I did try changing min_parallel_index_scan_size /
min_parallel_table_scan_size and didn't see any change (the below is with
force_parallel_mode = off):

postgres=# set min_parallel_index_scan_size = 0;
SET
postgres=# set min_parallel_table_scan_size = 0;
SET
postgres=# explain select * from testing where id =
ANY(array[1608377,5449811, ... <removed for brevity> ...
,4654284,3558460]::integer[]);
QUERY PLAN
--------------------------------------------------------------------------------------------------------------------
Index Scan using testing_pkey on testing (cost=0.43..6138.81 rows=1000
width=74)
Index Cond: (id = ANY ('{1608377,5449811, ... < removed for brevity >
... 4654284,3558460}'::integer[]))
(2 rows)

As for 'force_parallel_mode', while this isn't "debugging PG", it isn't
something that I would actually turn on production, just something I was
playing with to see the cost of parallel queries when the planner might not
think they are the most efficient.

Thomas,

Thanks for the explanation. Yes, that is the query plan I was imagining. I
do see how chopping it up could result in an unfair distribution. But my
counter to that would be that wouldn't chopping it up still be better than
not. If things do happen to work out to be fair, now it's X times as fast,
if things are very unfair, then you haven't really lost much (besides the
parallel overhead) compared to the non-parallel query. Or maybe it should
be possible to do the parallel query if there were some statistics (either
normal ones or extended ones) that told the planner that the result would
probably be fair?

Though I do agree that the "work stealing" option would be the most
efficient, but would be a lot more complicated to code up.

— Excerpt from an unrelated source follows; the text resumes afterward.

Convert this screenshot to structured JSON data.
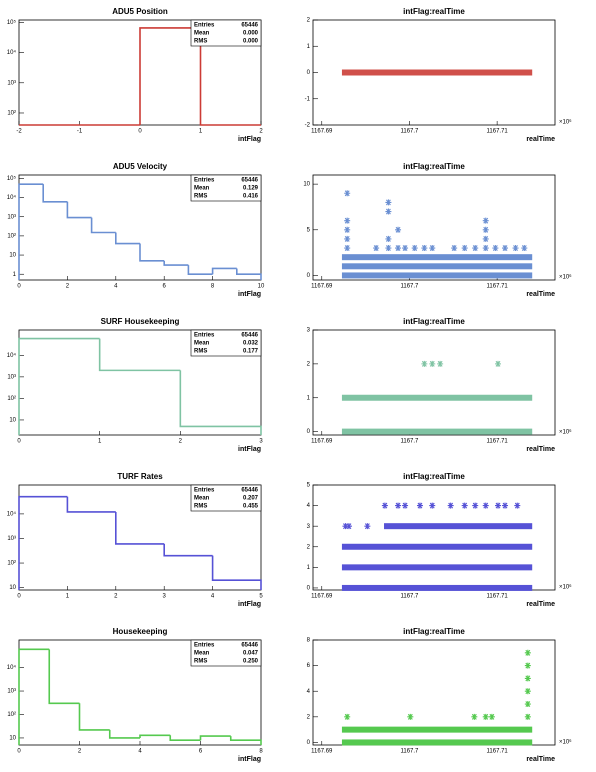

I tried out inserting into a separate table, and as you guessed that
worked. For my production scenario that isn't really feasible, but still
cool to see it work.

postgres=# create table ids(
probe_id int PRIMARY KEY
);

insert into ids(probe_id) values (774494);
insert into ids(probe_id) values (9141914);
...

postgres=# select count(*) from ids;
count
-------
1000
(1 row)

postgres=# explain select * from testing where id in (select * from ids);
QUERY PLAN
-----------------------------------------------------------------------------------------
Gather (cost=0.43..3504.67 rows=1000 width=74)
Workers Planned: 2
-> Nested Loop (cost=0.43..3504.67 rows=417 width=74)
-> Parallel Seq Scan on ids (cost=0.00..9.17 rows=417 width=4)
-> Index Scan using testing_pkey on testing (cost=0.43..8.37
rows=1 width=74)
Index Cond: (id = ids.probe_id)
(6 rows)

Thanks,
Alex Kaiser

On Wed, Feb 1, 2023 at 1:52 PM Thomas Munro <thomas(dot)munro(at)gmail(dot)com> wrote:

> On Wed, Feb 1, 2023 at 6:39 PM Alex Kaiser <alextkaiser(at)gmail(dot)com> wrote:
> > select * from testing where id in (1608377,5449811, ... <1000 random
> ids> ,4654284,3558460);
> >
> > Essentially I have a list of 1000 ids and I would like the rows for all
> of those ids.
> >
> > This seems like it would be pretty easy to parallelize, if you have X
> threads then you would split the list of IDs into 1000/X sub lists and give
> one to each thread to go find the rows for ids in the given list. Even
> when I use the following configs I don't get a query plan that actually
> uses any parallelism:
>
> It sounds like the plan you are imagining is something like:
>
> Gather
> Nested Loop Join
> Outer side: <partial scan of your set of constant values>
> Inner side: Index scan of your big table
>
> Such a plan would only give the right answer if each process has a
> non-overlapping subset of the constant values to probe the index with,
> and together they have the whole set. Hypothetically, a planner could
> chop that set up beforehand and and give a different subset to each
> process (just as you could do that yourself using N connections and
> separate queries), but that might be unfair: one process might find
> lots of matches, and the others might find none, because of the
> distribution of data. So you'd ideally want some kind of "work
> stealing" scheme, where each worker can take more values to probe from
> whenever it needs more, so that they all keep working until the values
> run out. We don't have a thing that can do that. You might imagine
> that a CTE could do it, so WITH keys_to_look_up AS (VALUES (1), (2),
> ...) SELECT ... JOIN ON ..., but that also doesn't work because we
> don't have a way to do "partial" scans of CTEs either (though someone
> could invent that). Likewise for temporary tables: they are invisible
> to parallel workers, so they can't help us. I have contemplated
> "partial function scans" for set-returning functions, where a function
> could be given a bit of shared memory and various other infrastructure
> to be able to be "parallel aware" (= able to coordinate across
> processes so that each process gets a subset of the data), and one
> could imagine that that would allow various solutions to the problem,
> but that's vapourware.
>
> But you can get a plan like that if you insert all those values into a
> regular table, depending on various settings, stats and
> min_parallel_table_scan_size (try 0, I guess that'll definitely do
> it). Which probably isn't the answer you wanted to hear.